No wonder swimming in the Seine has been illegal for 100 years. For the Olympics and Paralympics, which will have at least three major swimming events, the city spent €1.4 million ($2.25 million) cleaning up the river, most of it on a new stormwater cistern under the Gare de Austerlitz (railway station) — a concrete tank, the size of 20 Olympic swimming pools, supported by pylons about 80 metres into the ground.
The boast is that people will be able to swim at the foot of the Eiffel Tower.
But it seems plans have gone awry.
President Emmanuel Macron and Paris Mayor Anne Hidalgo promised earlier this year that they would swim in the Seine before the Olympics. It’s possible Macron called an election to avoid the task.
Parisians with safety and health concerns about the river’s central place in the Games competitions have planned a demonstration. They’re calling it, “I Sh-t in the Seine”. In typical iconoclastic fashion, Parisians have threatened to defecate in the river as Macron and Hildegard stroke by.

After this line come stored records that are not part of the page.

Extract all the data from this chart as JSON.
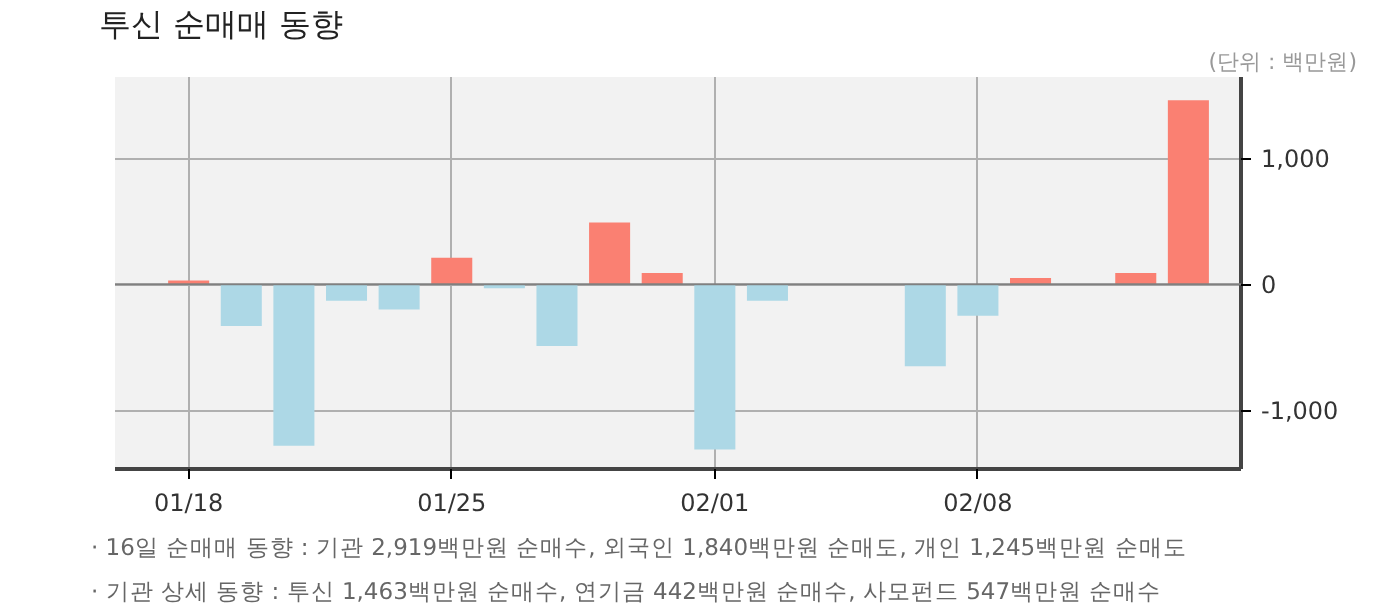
{
  "chart_data": {
    "type": "bar",
    "title": "투신 순매매 동향",
    "subtitle": "(단위 : 백만원)",
    "categories": [
      "01/18",
      null,
      null,
      null,
      null,
      "01/25",
      null,
      null,
      null,
      null,
      "02/01",
      null,
      null,
      null,
      null,
      "02/08",
      null,
      null,
      null,
      null
    ],
    "values": [
      30,
      -330,
      -1280,
      -130,
      -200,
      210,
      -30,
      -490,
      490,
      90,
      -1310,
      -130,
      null,
      null,
      -650,
      -250,
      50,
      null,
      90,
      1460
    ],
    "colors": [
      "#fa8072",
      "#add8e6",
      "#add8e6",
      "#add8e6",
      "#add8e6",
      "#fa8072",
      "#add8e6",
      "#add8e6",
      "#fa8072",
      "#fa8072",
      "#add8e6",
      "#add8e6",
      "#add8e6",
      "#add8e6",
      "#add8e6",
      "#add8e6",
      "#fa8072",
      "#fa8072",
      "#fa8072",
      "#fa8072"
    ],
    "ylim": [
      -1465,
      1645
    ],
    "yticks": [
      {
        "value": -1000,
        "label": "-1,000"
      },
      0,
      {
        "value": 1000,
        "label": "1,000"
      }
    ],
    "grid": true,
    "ref_lines": [
      {
        "axis": "y",
        "value": 0,
        "color": "#808080"
      }
    ],
    "annotations": [
      "· 16일 순매매 동향 : 기관 2,919백만원 순매수, 외국인 1,840백만원 순매도, 개인 1,245백만원 순매도",
      "· 기관 상세 동향 : 투신 1,463백만원 순매수, 연기금 442백만원 순매수, 사모펀드 547백만원 순매수"
    ]
  }
}
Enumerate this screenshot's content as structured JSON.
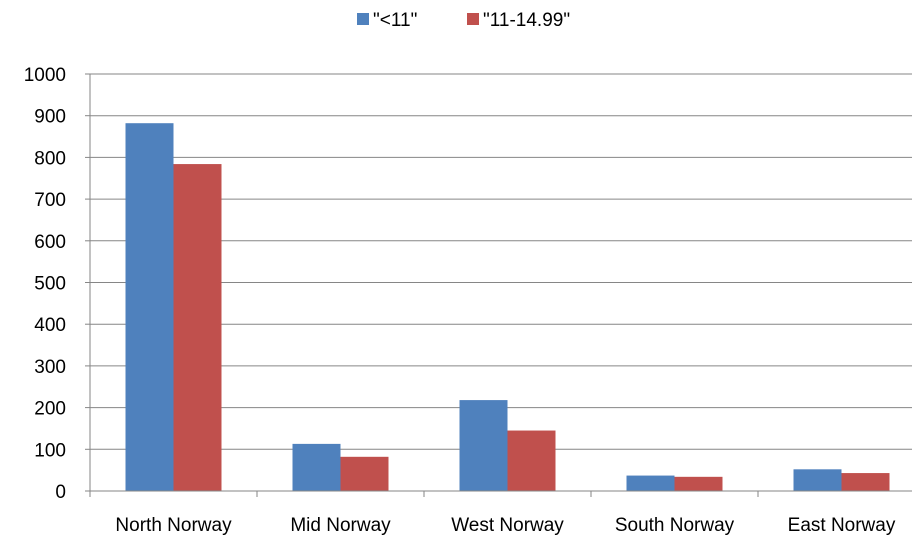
{
  "chart_data": {
    "type": "bar",
    "title": "",
    "xlabel": "",
    "ylabel": "",
    "categories": [
      "North Norway",
      "Mid Norway",
      "West Norway",
      "South Norway",
      "East Norway"
    ],
    "series": [
      {
        "name": "\"<11\"",
        "color": "#4F81BD",
        "values": [
          882,
          113,
          218,
          37,
          52
        ]
      },
      {
        "name": "\"11-14.99\"",
        "color": "#C0504D",
        "values": [
          784,
          82,
          145,
          34,
          43
        ]
      }
    ],
    "ylim": [
      0,
      1000
    ],
    "yticks": [
      "0",
      "100",
      "200",
      "300",
      "400",
      "500",
      "600",
      "700",
      "800",
      "900",
      "1000"
    ],
    "grid": true,
    "legend_position": "top-center"
  }
}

Perhaps, this is an indication of how beloved the river is for Parisians. It doesn’t only belong to them, though – the Seine stretches 777 kilometres, from Burgundy through Paris out to the sea in Normandy.

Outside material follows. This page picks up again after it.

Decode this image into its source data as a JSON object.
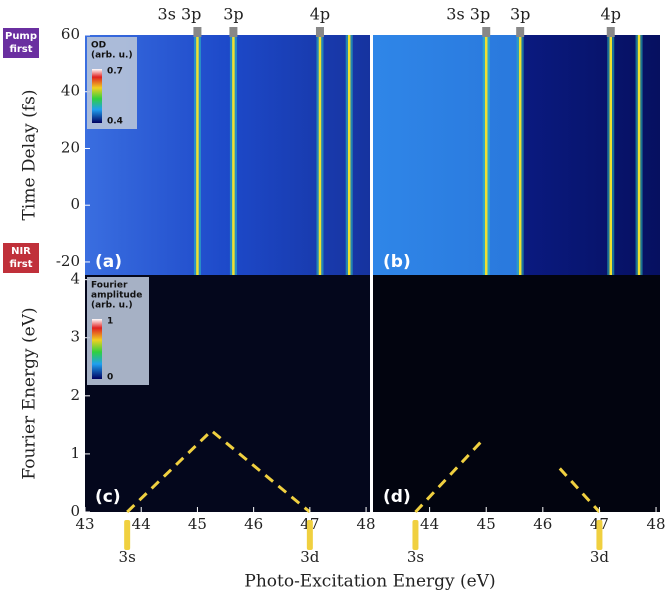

River cruises serenely sail its length, and this is the best way to see it. The last cruise I took went as far as Normandy, where the river meets the English Channel near Honfleur. There is an astonishing number of iconic landmarks that can be accessed from the river, including the Palace of Versailles, Empress Josephine’s Chateau Malmaison, Monet’s Garden at Giverny, Rouen Cathedral, Mont Saint Michel and the Normandy D-Day beaches. There’s even a mini Statue of Liberty on an island near Quay Andre Citroen in Paris.
Living in Paris, as I did for a two-year period in the 1990s, I grew to love the Seine. At first, it was just a river I crossed to get from the Left Bank to the Right. But later, I grew to see it as a great artery that pumped life into the land-locked city, and along its waterways to the sea, teeming with activity, from barges to Bateaux Mouches carrying smartphone-snapping tourists. I was always envious of those who lived on it, not only in apartments overlooking the water but in houseboats docked along the river’s length.
In summer, its banks become beaches with Parisians lolling on deckchairs of temporary “plages”.
This summer, it would be shame if the pong drove them away.